The comets from Oort Cloud help us to sample-material formed far away from the sun, while the short-period comets from Kuiper Belt sample-material are planet-simals in solar nebula disk but do not form planets. Exploring the Kuiper Belt will also affect our understanding of the early evolution of planetary systems.
Objects in the Oort Cloud and the Kuiper Belt have different histories and can therefore have different compositions. Therefore, astronomers are keen to compare detailed measurements of comets derived from these 2 regions of source. Most of the bright comets studied in the past (Halley, Hyakutake, HaleBopp) are Oort cloud comets, but P67 & some other comets target-ed for spacecraft measurements over the next decade are comets of the Jupiter family from Kuiper belt.
The Kuiper belt is made from ice-and rock planetesimals, a remnant of the constructing blocks of the planets. Since it is gravitationally related to Neptune, it can help us understand the formation and history of the solar system. As the giant planets formed, their gravity profoundly affected the orbits of objects in the Kuiper Belt. Computer simulations of the early evolution of the planetary system suggest that the gravitational interactions b/w giant planets & the remaining planetesimals caused the orbit of Jupiter to drift-inward, while the orbits of Saturn, Uranus, & Neptune expanded, taking the Kuiper Belt with them.

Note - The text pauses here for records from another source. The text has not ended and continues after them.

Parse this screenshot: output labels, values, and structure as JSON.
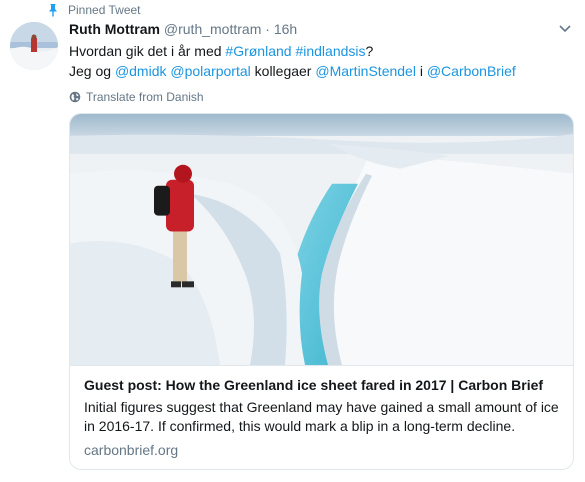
{
  "pinned": {
    "label": "Pinned Tweet",
    "icon": "pin-icon"
  },
  "author": {
    "display_name": "Ruth Mottram",
    "handle": "@ruth_mottram",
    "separator": "·",
    "time": "16h"
  },
  "tweet": {
    "line1": {
      "t1": "Hvordan gik det i år med ",
      "hashtag1": "#Grønland",
      "t2": " ",
      "hashtag2": "#indlandsis",
      "t3": "?"
    },
    "line2": {
      "t1": "Jeg og ",
      "mention1": "@dmidk",
      "t2": " ",
      "mention2": "@polarportal",
      "t3": " kollegaer ",
      "mention3": "@MartinStendel",
      "t4": " i ",
      "mention4": "@CarbonBrief"
    }
  },
  "translate": {
    "label": "Translate from Danish",
    "icon": "globe-icon"
  },
  "card": {
    "title": "Guest post: How the Greenland ice sheet fared in 2017 | Carbon Brief",
    "description": "Initial figures suggest that Greenland may have gained a small amount of ice in 2016-17. If confirmed, this would mark a blip in a long-term decline.",
    "domain": "carbonbrief.org"
  },
  "colors": {
    "link": "#1b95e0",
    "secondary_text": "#657786",
    "border": "#e1e8ed",
    "pin": "#1da1f2"
  }
}
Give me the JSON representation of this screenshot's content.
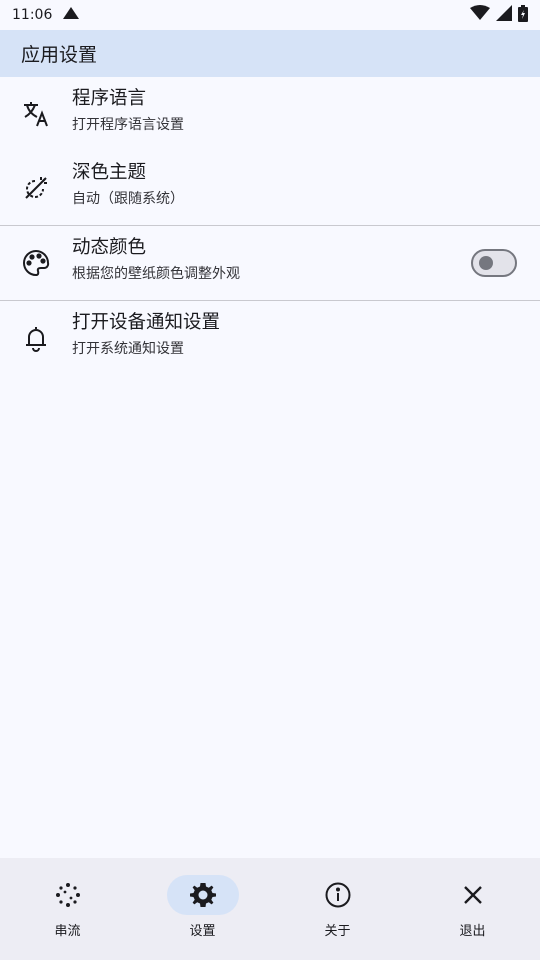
{
  "status": {
    "time": "11:06"
  },
  "appbar": {
    "title": "应用设置"
  },
  "settings": [
    {
      "title": "程序语言",
      "subtitle": "打开程序语言设置",
      "icon": "translate-icon"
    },
    {
      "title": "深色主题",
      "subtitle": "自动（跟随系统）",
      "icon": "dark-theme-icon"
    },
    {
      "title": "动态颜色",
      "subtitle": "根据您的壁纸颜色调整外观",
      "icon": "palette-icon",
      "toggle": false
    },
    {
      "title": "打开设备通知设置",
      "subtitle": "打开系统通知设置",
      "icon": "bell-icon"
    }
  ],
  "nav": [
    {
      "label": "串流",
      "icon": "stream-icon",
      "active": false
    },
    {
      "label": "设置",
      "icon": "gear-icon",
      "active": true
    },
    {
      "label": "关于",
      "icon": "info-icon",
      "active": false
    },
    {
      "label": "退出",
      "icon": "close-icon",
      "active": false
    }
  ],
  "colors": {
    "appbar_bg": "#d6e3f7",
    "page_bg": "#f8f9ff",
    "nav_bg": "#ededf4",
    "active_pill": "#d6e3f7"
  }
}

Another hypothes is relates to a fifth giant planet that was completely ejected from the solar system when the planetary orbits shift. Neptune’s retrograde (reverse orbit) moon Triton (which is almost the size of Pluto) may have been a Kuiper Belt object captured by Neptune during the orbits shift. It seems clear that the Kuiper Belt could contain important clues as to how our solar system achieved its current planetary configuration.